Hybrid plans are a category of retirement plans that combine features of traditional defined benefit (DB) and defined contribution (DC) plans. These plans aim to provide some of the benefits of both while managing some of the drawbacks. Hybrid plans offer greater flexibility and cost predictability for employers, and they can provide retirement income security for employees. Here are some common types of hybrid plans:

1. Cash Balance Plans:


  • Cash balance plans are one of the most popular types of hybrid plans. They offer a guaranteed rate of return on contributions, typically expressed as an annual percentage of pay, and they are often structured as individual accounts. The plan’s benefits are expressed as hypothetical account balances, which grow annually with contributions and interest credits. Upon retirement, employees can choose to receive their account balance as a lump sum or as an annuity.

2. Pension Equity Plans:

  • Pension equity plans are a variation of cash balance plans. They use a predetermined formula to calculate an employee’s hypothetical account balance, which is typically based on a combination of factors like age, service, and pay. The employee’s benefit is expressed as an account balance, and it may be converted into an annuity upon retirement.

3. Target Benefit Plans:

  • Target benefit plans are often used by multiemployer pension plans (MEPPs). They set a target benefit level for each participant, and contributions are adjusted over time to ensure the plan remains adequately funded to meet those targets. Participants may receive the target benefit, subject to the plan’s financial health.

4. Floor-Offset Plans:

  • Floor-offset plans combine elements of DB and DC plans. They provide a guaranteed DB benefit as the “floor” and may offer a supplemental DC component based on contributions and investment returns. This structure ensures a minimum retirement benefit while allowing for potential additional retirement savings.

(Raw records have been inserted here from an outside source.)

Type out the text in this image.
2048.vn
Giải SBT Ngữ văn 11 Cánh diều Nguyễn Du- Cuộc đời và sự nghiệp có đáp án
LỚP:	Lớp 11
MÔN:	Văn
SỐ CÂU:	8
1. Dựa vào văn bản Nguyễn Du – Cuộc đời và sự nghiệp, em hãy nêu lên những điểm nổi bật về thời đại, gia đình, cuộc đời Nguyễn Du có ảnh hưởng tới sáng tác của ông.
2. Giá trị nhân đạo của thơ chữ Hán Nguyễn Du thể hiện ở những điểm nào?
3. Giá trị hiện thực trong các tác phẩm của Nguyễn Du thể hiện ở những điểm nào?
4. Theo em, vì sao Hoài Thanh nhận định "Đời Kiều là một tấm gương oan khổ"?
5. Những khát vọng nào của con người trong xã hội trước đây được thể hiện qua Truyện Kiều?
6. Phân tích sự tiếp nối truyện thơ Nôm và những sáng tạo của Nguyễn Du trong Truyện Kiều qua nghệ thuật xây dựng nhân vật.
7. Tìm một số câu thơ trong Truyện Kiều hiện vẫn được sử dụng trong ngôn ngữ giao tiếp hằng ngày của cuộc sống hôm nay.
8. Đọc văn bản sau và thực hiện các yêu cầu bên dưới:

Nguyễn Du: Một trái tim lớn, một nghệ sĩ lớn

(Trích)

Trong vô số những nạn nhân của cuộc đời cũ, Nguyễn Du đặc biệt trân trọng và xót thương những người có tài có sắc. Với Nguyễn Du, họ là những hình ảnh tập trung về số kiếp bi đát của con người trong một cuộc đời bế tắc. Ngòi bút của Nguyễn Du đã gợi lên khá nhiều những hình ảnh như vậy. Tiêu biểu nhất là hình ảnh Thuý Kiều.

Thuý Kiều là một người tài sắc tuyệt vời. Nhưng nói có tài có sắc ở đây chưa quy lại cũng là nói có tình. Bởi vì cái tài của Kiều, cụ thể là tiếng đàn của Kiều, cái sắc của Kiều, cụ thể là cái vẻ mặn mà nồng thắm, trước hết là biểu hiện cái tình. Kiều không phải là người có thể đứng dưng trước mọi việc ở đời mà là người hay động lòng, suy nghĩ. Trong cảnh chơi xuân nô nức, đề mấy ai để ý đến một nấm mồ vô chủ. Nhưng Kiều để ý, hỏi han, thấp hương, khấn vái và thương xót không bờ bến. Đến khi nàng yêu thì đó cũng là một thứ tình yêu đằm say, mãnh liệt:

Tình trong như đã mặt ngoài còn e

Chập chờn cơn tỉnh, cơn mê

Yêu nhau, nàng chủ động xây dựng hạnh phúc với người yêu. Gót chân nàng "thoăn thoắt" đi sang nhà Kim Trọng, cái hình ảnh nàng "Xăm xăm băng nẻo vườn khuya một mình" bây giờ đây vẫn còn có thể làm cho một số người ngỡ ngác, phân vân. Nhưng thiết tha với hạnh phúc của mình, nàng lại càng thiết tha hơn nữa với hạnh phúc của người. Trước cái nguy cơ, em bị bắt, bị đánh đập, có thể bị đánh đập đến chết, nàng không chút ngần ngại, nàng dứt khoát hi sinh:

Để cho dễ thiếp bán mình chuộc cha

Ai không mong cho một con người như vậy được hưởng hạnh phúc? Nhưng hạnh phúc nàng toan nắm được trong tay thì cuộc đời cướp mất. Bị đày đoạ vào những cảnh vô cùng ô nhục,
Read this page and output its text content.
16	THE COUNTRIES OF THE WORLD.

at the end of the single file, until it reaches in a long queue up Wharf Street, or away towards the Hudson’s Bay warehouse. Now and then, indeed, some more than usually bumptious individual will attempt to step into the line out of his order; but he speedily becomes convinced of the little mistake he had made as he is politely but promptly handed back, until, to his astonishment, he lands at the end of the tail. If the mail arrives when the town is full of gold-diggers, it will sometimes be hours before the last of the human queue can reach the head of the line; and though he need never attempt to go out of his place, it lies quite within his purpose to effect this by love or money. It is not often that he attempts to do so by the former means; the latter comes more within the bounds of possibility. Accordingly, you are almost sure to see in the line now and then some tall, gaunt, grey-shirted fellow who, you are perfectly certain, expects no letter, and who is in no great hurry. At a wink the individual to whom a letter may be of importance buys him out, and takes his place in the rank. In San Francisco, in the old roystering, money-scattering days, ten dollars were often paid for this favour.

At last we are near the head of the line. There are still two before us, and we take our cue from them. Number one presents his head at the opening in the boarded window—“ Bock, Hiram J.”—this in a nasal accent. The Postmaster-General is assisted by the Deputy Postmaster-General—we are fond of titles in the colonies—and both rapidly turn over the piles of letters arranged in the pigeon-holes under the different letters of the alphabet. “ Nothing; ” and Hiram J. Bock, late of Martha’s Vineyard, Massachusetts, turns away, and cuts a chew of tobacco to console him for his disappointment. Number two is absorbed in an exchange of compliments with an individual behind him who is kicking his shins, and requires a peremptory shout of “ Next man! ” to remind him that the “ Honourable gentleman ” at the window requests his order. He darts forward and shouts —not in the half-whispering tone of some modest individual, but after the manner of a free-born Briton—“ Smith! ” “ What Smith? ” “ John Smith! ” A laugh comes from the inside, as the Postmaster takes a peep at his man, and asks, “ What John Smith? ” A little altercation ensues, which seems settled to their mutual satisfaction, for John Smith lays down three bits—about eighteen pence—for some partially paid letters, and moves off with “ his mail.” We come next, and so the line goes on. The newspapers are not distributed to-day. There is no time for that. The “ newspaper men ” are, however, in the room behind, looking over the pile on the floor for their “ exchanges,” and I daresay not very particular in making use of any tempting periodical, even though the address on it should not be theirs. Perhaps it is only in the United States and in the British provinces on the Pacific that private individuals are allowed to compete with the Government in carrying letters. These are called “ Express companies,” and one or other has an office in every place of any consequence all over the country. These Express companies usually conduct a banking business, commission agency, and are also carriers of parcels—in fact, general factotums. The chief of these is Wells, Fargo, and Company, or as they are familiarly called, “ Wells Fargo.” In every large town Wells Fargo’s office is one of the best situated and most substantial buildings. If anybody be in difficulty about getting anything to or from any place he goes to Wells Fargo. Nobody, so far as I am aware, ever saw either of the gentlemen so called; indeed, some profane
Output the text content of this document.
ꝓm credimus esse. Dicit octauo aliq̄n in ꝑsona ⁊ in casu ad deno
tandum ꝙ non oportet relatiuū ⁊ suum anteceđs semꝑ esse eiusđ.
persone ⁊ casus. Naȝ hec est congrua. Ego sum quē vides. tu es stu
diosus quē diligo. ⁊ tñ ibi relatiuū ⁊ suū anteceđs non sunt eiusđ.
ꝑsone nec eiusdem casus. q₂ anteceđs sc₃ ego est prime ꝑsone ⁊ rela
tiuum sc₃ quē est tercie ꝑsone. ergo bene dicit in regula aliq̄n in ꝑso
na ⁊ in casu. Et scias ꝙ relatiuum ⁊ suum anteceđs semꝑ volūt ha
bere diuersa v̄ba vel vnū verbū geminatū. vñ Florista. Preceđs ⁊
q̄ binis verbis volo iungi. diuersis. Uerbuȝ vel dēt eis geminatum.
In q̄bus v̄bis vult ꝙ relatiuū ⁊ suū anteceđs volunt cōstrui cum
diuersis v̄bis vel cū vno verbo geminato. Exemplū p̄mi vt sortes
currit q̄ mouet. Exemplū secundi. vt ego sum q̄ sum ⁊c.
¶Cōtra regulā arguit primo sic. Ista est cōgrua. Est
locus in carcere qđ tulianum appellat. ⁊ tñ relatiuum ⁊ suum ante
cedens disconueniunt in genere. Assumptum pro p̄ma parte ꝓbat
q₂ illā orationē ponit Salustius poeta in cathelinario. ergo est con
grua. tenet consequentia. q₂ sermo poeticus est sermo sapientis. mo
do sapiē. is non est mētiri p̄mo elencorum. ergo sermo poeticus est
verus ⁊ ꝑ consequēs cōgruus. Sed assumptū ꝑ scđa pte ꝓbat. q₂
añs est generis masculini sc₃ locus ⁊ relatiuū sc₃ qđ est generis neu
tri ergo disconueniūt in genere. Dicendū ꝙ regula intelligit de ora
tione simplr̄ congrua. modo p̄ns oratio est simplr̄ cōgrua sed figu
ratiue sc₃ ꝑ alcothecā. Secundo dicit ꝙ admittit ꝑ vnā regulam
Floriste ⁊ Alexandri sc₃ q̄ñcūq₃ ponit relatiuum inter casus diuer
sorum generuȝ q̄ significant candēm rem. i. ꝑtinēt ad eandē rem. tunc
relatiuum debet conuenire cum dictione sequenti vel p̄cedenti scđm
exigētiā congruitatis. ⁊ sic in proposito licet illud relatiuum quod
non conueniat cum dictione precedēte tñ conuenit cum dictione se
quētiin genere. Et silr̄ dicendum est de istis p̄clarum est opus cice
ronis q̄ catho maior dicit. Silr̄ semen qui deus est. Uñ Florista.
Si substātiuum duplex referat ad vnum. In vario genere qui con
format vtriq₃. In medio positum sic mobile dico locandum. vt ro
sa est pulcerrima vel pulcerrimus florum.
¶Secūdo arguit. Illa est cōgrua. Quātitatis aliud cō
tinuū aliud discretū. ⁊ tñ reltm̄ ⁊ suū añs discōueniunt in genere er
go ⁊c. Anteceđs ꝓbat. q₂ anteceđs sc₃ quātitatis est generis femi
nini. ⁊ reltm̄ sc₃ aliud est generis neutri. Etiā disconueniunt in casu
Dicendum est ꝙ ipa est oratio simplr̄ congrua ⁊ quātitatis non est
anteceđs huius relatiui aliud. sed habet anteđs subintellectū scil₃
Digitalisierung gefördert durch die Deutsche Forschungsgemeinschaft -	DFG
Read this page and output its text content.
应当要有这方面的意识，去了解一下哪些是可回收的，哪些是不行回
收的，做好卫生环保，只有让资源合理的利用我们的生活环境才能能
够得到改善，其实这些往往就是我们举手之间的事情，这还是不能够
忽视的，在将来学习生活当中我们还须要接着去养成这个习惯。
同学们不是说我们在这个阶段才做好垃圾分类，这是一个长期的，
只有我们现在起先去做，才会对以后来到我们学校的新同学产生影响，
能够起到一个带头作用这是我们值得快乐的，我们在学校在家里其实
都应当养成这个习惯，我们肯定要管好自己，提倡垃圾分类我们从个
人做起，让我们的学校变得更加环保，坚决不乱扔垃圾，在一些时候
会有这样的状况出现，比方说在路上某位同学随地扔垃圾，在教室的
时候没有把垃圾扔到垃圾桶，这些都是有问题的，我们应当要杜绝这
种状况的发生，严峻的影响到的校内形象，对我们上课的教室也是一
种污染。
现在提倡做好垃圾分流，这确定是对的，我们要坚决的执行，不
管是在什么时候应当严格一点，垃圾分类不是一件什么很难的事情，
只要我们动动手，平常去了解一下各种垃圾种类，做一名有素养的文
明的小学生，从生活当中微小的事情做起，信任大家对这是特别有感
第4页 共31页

5. Variable Annuity Plans:

  • Variable annuity plans offer annuity payments that can vary based on investment performance. While they are often associated with DC plans, they can be structured as hybrid plans when they include DB-like elements, such as minimum benefit guarantees or employer contributions.

6. Shared Risk Plans:

  • Shared risk plans involve risk-sharing between employers and employees. These plans often have flexible benefits that can increase or decrease based on the plan’s financial condition, investment returns, or other factors. Employees and employers may share the financial risks and rewards of the plan’s performance.

7. SERPs with Cash Balance Features:

  • Some supplemental executive retirement plans (SERPs) incorporate cash balance plan features to provide certain highly compensated employees with an additional retirement benefit.

Hybrid plans are designed to offer employers a more predictable funding structure compared to traditional DB plans, while still providing employees with retirement income security. However, they can be complex and may require careful plan design and administration to ensure they meet their intended objectives. Employers and plan sponsors should work with actuaries, legal experts, and financial advisors when establishing and managing hybrid plans to ensure compliance with regulatory requirements and to address the unique needs of their workforce.